Homicide:
1 journaler for this copy...
David Simon is a brilliant and eloquent writer. Simon worked for the Baltimore Sun, writing the crime reports. He wanted to get a better idea of how the detectives work, so he spent the year 1988 observing one shift of Baltimore detectives. There were 234 murders in the city that year.
If you like a good detective story where you get to figure out who did it before the story ends, this isn't for you. This is real - some cases don't get solved. The bad guy doesn't always go to trial or to jail. The good guys don't always win. But they keep trying - because it's their job. This is what they do. This is what they believe in. And that's what this book is all about.
From page 18...
"Your paycheck may come from fiscal services but, goddammit, after six beers you can pretty much convince yourself that you work for the Lord himself... If you are good enough, you will never do anything else as a cop that matters this much.

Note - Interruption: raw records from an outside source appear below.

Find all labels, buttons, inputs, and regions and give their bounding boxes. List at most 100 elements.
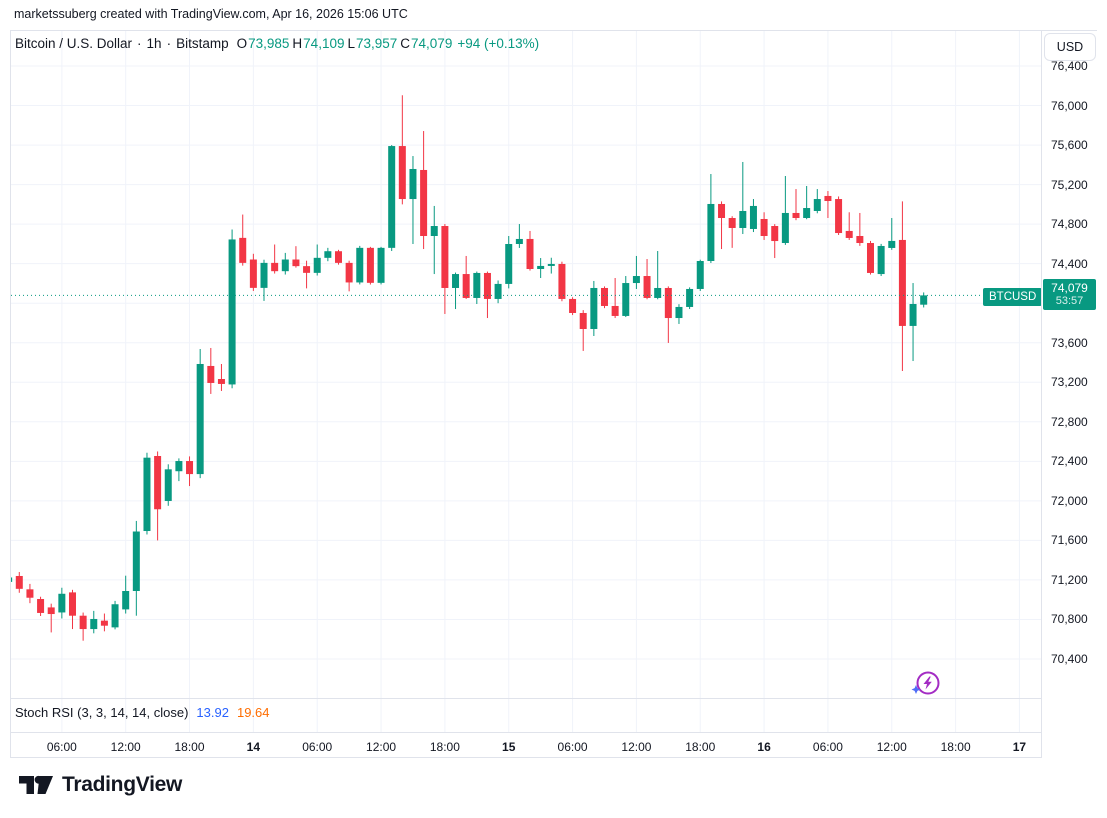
candle-body (579, 312, 587, 329)
candle-body (835, 199, 843, 234)
candle-body (398, 146, 406, 200)
current-price-symbol-badge: BTCUSD (983, 288, 1043, 306)
candle-body (143, 457, 151, 532)
attribution-watermark: marketssuberg created with TradingView.c… (14, 7, 408, 21)
candle-body (207, 365, 215, 383)
candle-body (26, 589, 34, 598)
time-axis-label: 14 (246, 740, 261, 754)
boost-lightning-icon[interactable] (910, 669, 942, 699)
candle-body (164, 469, 172, 501)
indicator-k-value: 13.92 (196, 705, 229, 720)
change-value: +94 (+0.13%) (457, 36, 540, 51)
candlestick-chart-canvas[interactable] (11, 31, 1041, 758)
bar-countdown: 53:57 (1055, 295, 1084, 308)
candle-body (611, 305, 619, 316)
candle-body (749, 205, 757, 229)
candle-body (686, 288, 694, 307)
time-axis-label: 12:00 (876, 740, 907, 754)
candle-body (909, 303, 917, 326)
candle-body (877, 245, 885, 275)
candle-body (68, 592, 76, 616)
candle-body (15, 575, 23, 589)
candle-body (377, 247, 385, 283)
time-axis-label: 06:00 (812, 740, 843, 754)
candle-body (58, 593, 66, 613)
price-axis-label: 75,600 (1051, 138, 1088, 153)
candle-body (132, 531, 140, 592)
candle-body (217, 379, 225, 384)
candle-body (79, 615, 87, 630)
ohlc-values: O73,985 H74,109 L73,957 C74,079 (234, 36, 453, 51)
candle-body (196, 363, 204, 475)
candle-body (292, 259, 300, 267)
candle-body (845, 230, 853, 238)
price-axis-label: 73,200 (1051, 375, 1088, 390)
candle-body (473, 272, 481, 298)
candle-body (600, 287, 608, 306)
candle-body (622, 283, 630, 316)
last-price-value: 74,079 (1051, 281, 1088, 296)
candle-body (803, 208, 811, 219)
candle-body (260, 262, 268, 288)
candle-body (515, 238, 523, 244)
candle-body (324, 251, 332, 258)
time-axis-label: 18:00 (940, 740, 971, 754)
time-axis-label: 12:00 (110, 740, 141, 754)
candle-body (505, 243, 513, 284)
candle-body (813, 199, 821, 211)
candle-body (760, 218, 768, 236)
candle-body (462, 274, 470, 298)
candle-body (409, 168, 417, 200)
candle-body (345, 262, 353, 283)
candle-body (356, 247, 364, 283)
candle-body (920, 295, 928, 305)
time-axis-label: 12:00 (366, 740, 397, 754)
candle-body (122, 591, 130, 610)
candle-body (452, 274, 460, 288)
price-axis-label: 76,000 (1051, 98, 1088, 113)
price-axis-label: 74,400 (1051, 256, 1088, 271)
candle-body (537, 265, 545, 270)
candle-body (643, 276, 651, 298)
candle-body (239, 237, 247, 263)
candle-body (483, 272, 491, 299)
candle-body (558, 263, 566, 299)
candle-body (186, 461, 194, 475)
candle-body (590, 287, 598, 329)
candle-body (632, 276, 640, 284)
candle-body (526, 238, 534, 270)
time-axis-label: 06:00 (46, 740, 77, 754)
tradingview-logo[interactable]: TradingView (18, 772, 182, 798)
candle-body (696, 260, 704, 289)
pane-separator (11, 698, 1096, 699)
candle-body (154, 455, 162, 510)
price-axis[interactable]: USD 76,400 76,000 75,600 75,200 74,800 74,400… (1041, 31, 1097, 758)
candle-body (281, 259, 289, 272)
candle-body (718, 203, 726, 219)
tradingview-logo-mark (19, 775, 53, 794)
candle-body (37, 599, 45, 613)
last-price-badge: 74,079 53:57 (1043, 279, 1096, 311)
candle-body (856, 235, 864, 244)
candle-body (739, 210, 747, 228)
price-axis-label: 72,000 (1051, 493, 1088, 508)
price-axis-label: 74,800 (1051, 217, 1088, 232)
candle-body (334, 251, 342, 263)
candle-body (90, 618, 98, 630)
time-axis-label: 15 (502, 740, 516, 754)
price-axis-label: 72,400 (1051, 454, 1088, 469)
indicator-name: Stoch RSI (3, 3, 14, 14, close) (15, 705, 189, 720)
candle-body (313, 257, 321, 273)
currency-toggle-button[interactable]: USD (1044, 33, 1096, 61)
candle-body (824, 195, 832, 202)
time-axis-label: 17 (1012, 740, 1027, 754)
price-axis-label: 70,400 (1051, 652, 1088, 666)
candle-body (569, 298, 577, 313)
candle-body (654, 287, 662, 298)
candle-body (441, 226, 449, 288)
ohlc-item: L73,957 (347, 36, 398, 51)
legend-separator: · (166, 36, 172, 51)
candle-body (111, 604, 119, 628)
price-axis-label: 70,800 (1051, 612, 1088, 627)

Homicide is the major leagues, the center ring, the show. It always has been. When Cain threw a cap into Abel, you don't think the Big Guy told of couple of fresh uniforms to go down and work up the prosecution report. Hell no, he sent a fucking detective. And it will always be that way, because the homicide unit of any urban police force has for generations been the natural habitat of that rarefied species, the thinking cop."
I can't recommend this one highly enough.
Released 18 yrs ago (6/29/2005 UTC) at Cheesecake Factory, Arboretum in Austin, Texas USA
WILD RELEASE NOTES:
Left on a ledge in the waiting area.